Is this team close to contending?
"I think this is a good team that does a lot of things really, really well. I also think the opportunities to improve are pretty well-documented. And when people think about offseason work -- and this will be a theme that I'll really try to hammer -- we generally tend to talk about the acquisition side of things. I think it's really important not to lose sight of the opportunity to develop our players and continue to push those, and identify really clear goals and build really detailed and comprehensive plans around them and ensure that we're executing them."
What will be the Red Sox' organizational philosophy?
"The goal here, the goal anywhere is not to build the most competitive minor league team. It's to build major league value and major league contributors. And then we ended up needing to kind of create an overarching philosophy behind that goal and find competent, skilled coaches who are able to execute.
"The most important takeaway that I've found, and I think it's true of pitching development, I think it's true of any discipline, is that given the size of today's offices, given the ubiquity of information available, it's really easy to get caught up in trying to find the newest, the rightest, the most current information when it turns out that getting an organization directionally aligned behind something is far more powerful."
"I know what it takes to win here."
"I understand that some of you will see me as another Ivy League nerd with a baseball front office job. It's true. I am that. But I'm also a 13-year big-leaguer and a 2013 Boston Red Sox World Series champion, and I know what it takes to win here, and I'm willing to take the hard decisions necessary to deliver."
What Breslow learned from 2013 World Series club
"I think I would point to the pillars of healthy organization-building being acquisition, development, and optimization.
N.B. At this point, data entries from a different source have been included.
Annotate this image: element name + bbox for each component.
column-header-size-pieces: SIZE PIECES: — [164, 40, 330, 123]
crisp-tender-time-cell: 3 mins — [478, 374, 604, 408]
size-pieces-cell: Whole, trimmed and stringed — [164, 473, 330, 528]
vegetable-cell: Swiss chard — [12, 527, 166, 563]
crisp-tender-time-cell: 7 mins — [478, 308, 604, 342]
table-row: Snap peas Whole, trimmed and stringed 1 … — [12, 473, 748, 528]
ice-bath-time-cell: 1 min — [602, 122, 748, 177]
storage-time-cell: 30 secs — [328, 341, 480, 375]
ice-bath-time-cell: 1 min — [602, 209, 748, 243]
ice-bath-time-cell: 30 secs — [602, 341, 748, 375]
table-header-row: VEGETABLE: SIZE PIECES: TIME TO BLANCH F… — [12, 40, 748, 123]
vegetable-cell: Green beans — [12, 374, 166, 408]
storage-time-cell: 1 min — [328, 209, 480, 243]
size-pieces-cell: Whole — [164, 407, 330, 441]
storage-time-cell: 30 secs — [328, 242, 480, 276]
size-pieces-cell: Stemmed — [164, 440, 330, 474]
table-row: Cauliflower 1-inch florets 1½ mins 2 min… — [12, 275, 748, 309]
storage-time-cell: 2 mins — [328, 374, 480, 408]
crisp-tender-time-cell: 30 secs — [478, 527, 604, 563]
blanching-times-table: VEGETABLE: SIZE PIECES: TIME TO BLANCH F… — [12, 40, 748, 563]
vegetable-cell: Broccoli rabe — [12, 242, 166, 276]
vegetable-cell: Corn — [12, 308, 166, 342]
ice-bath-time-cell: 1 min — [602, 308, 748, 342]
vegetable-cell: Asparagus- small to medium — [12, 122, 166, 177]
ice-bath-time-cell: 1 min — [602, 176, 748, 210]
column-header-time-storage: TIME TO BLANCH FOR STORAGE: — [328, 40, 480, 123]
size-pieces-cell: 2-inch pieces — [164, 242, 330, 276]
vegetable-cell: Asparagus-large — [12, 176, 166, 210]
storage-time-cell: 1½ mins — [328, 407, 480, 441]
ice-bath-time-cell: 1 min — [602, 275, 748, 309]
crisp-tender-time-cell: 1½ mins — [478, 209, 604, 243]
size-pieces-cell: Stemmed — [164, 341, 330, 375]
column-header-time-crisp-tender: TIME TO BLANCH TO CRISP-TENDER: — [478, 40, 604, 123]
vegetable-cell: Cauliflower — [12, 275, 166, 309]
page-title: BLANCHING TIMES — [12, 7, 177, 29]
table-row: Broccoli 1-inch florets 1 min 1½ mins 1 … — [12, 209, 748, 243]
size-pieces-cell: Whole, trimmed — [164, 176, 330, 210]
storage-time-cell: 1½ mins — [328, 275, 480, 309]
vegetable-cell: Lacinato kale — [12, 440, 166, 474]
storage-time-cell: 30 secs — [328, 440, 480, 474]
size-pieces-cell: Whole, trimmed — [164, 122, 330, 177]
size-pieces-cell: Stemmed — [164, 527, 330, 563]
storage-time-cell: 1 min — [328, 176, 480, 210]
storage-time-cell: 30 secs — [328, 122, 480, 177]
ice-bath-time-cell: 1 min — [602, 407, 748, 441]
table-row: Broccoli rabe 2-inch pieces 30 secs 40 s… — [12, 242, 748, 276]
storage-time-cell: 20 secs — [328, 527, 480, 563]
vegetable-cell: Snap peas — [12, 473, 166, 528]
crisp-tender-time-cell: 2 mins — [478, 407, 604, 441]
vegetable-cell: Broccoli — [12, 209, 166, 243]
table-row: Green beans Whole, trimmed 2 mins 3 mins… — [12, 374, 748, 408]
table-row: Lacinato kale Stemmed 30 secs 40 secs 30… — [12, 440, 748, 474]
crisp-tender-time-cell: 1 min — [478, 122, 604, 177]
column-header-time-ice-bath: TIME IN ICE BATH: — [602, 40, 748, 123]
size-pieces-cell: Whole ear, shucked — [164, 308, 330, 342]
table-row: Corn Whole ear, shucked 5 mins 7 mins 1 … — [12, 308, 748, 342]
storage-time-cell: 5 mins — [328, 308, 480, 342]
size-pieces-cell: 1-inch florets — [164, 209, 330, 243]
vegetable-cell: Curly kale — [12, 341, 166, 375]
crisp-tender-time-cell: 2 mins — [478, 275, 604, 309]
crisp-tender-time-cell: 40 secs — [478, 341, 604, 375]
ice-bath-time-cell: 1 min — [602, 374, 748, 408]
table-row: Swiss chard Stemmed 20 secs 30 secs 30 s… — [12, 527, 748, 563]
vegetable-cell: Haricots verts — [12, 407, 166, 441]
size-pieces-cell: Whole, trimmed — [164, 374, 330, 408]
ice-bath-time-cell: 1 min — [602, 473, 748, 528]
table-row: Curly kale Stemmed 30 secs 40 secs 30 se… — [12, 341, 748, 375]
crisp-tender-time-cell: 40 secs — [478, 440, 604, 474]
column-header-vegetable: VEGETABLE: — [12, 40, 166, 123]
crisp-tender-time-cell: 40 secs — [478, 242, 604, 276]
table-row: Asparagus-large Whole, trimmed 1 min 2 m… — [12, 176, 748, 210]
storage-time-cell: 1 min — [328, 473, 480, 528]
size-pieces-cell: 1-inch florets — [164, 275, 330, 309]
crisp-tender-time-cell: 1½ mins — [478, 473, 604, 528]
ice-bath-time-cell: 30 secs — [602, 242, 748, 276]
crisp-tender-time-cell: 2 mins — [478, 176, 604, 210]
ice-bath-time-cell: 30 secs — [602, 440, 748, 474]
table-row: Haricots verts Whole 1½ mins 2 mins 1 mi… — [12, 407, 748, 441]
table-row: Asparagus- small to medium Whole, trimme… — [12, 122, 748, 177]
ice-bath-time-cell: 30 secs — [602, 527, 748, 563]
And the complex interactions among those three things. And so, I think what 2013 told us above all else is there is heavy lifting and incredible work to be done in a front office in terms of bringing players together and organizing a baseball operation.
"And then, there's the opportunity to get more out of the group of players that's in the clubhouse every single day, and that's the responsibility of the entire organization. It's the responsibility of the analytics department to try and identify and leverage competitive advantages, of the coaching staff to keep players moving in the same direction, the performance staff to keep guys on the field. And so, what I've learned from 2013 is you can't look at any one of those things in isolation, but you have to appreciate the complex interactions of all three."